The volcano plots further illustrated the differences between groups (Fig. 2A). For FAM and control groups, there were 34 different metabolites. For FAM and antibiotic groups, there were 22 different metabolites. For antibiotic and control groups, there were 18 different metabolites. In addition, the differential metabolites are shown in Fig. 2B. The results revealed that, compared to the control group, 24 metabolites, including decanoyl-L-carnitine, L-carnosine, and creatine, were significantly upregulated in the FAM group. In comparison, 10 metabolites, such as L-carnitine, S-methyl-5‘-thioadenosine, and hypoxanthine, were significantly downregulated. Compared to the antibiotic group, 13 metabolites, including acetylcarnitine, L-carnosine, creatine, and creatinine, were significantly upregulated in the FAM group, while 9 metabolites, such as L-pipecolic acid and D-(+)-melibiose, were significantly downregulated. Compared to the control group, 15 metabolites, including trimethoprim, arginine-glutamate, glycerophosphocholine, and indole-3-pyruvate acid, were significantly upregulated in the antibiotic group, while acetylcarnitine, 1-aminocyclohexanecarboxylic acid, and hydrocortisone were significantly downregulated. These findings suggest that both FAM and antibiotics can cause significant alterations in serum metabolites of piglets.

Figure 2.

(A) Volcano plots showed the relationship between log2 (fold change) and −log10(p-value). (B) LEfSe of serum differential metabolite.

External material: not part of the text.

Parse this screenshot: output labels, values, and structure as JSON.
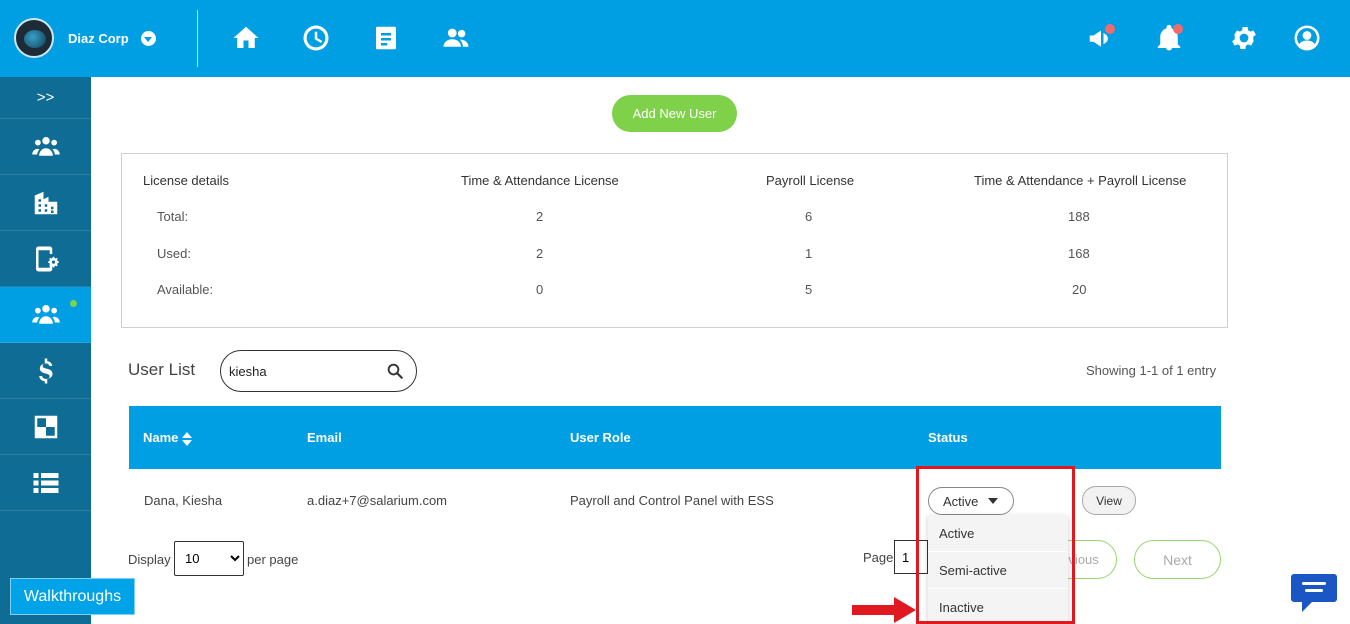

Metabolic pathway enrichment analysis of differential metabolites

To identify the significantly different metabolic pathways between groups, we further conducted metabolite enrichment analysis. The metabolic pathway enrichment analysis is shown in Fig. 3. For FAM and control groups, there were significant differences in biosynthesis of amino acids, protein digestion and absorption, ABC transporters, and other pathways. For FAM and antibiotic groups, significant differences emerged in N metabolism, the biosynthesis of amino acids and unsaturated fatty acids, ABC transporters, and other pathways. For antibiotic and control groups, there were significant differences in ABC transporters, galactose metabolism, pyrimidine metabolism, and other pathways. Moreover, compared to the control and the antibiotic groups, the FAM group exhibited enhanced amino acid metabolic activity, including biosynthesis of arginine, valine, leucine and isoleucine, and metabolism of alanine, aspartate, glutamate, histidine, arginine, and proline.

Figure 3.

The KEGG pathway enrichment analysis of serum different metabolites.

Serum and liver antioxidant parameters

The results for the piglet serum and liver antioxidant ability are presented in Table 6. No significant differences were observed in serum T-AOC and T-SOD across the three groups. Compared to the control group, serum GSH-Px was significantly increased and serum MDA was significantly decreased (p < 0.05) in both FAM and antibiotic groups. Compared to the control and antibiotic groups, T-AOC in liver was significantly increased in the FAM group (p < 0.05), while T-SOD showed no significant differences between three groups. Compared to control group, GSH-Px in liver was increased (p < 0.05) and MDA in liver was decreased (p < 0.05) in both FAM and antibiotic groups, with no significant differences between FAM and antibiotic groups (p > 0.05).

Table 6.

Effect of FAM on antioxidant capacity of serum and liver in weaned piglets

C: control group; F, FAM group; A, antibiotic group. MDA, malondialdehyde; SOD, superoxide dismutase; GSH-Px, glutathione peroxidase. Values are presented as the means, n = 6.

^a-b The mean values within rows with different letters differ significantly (p < 0.05).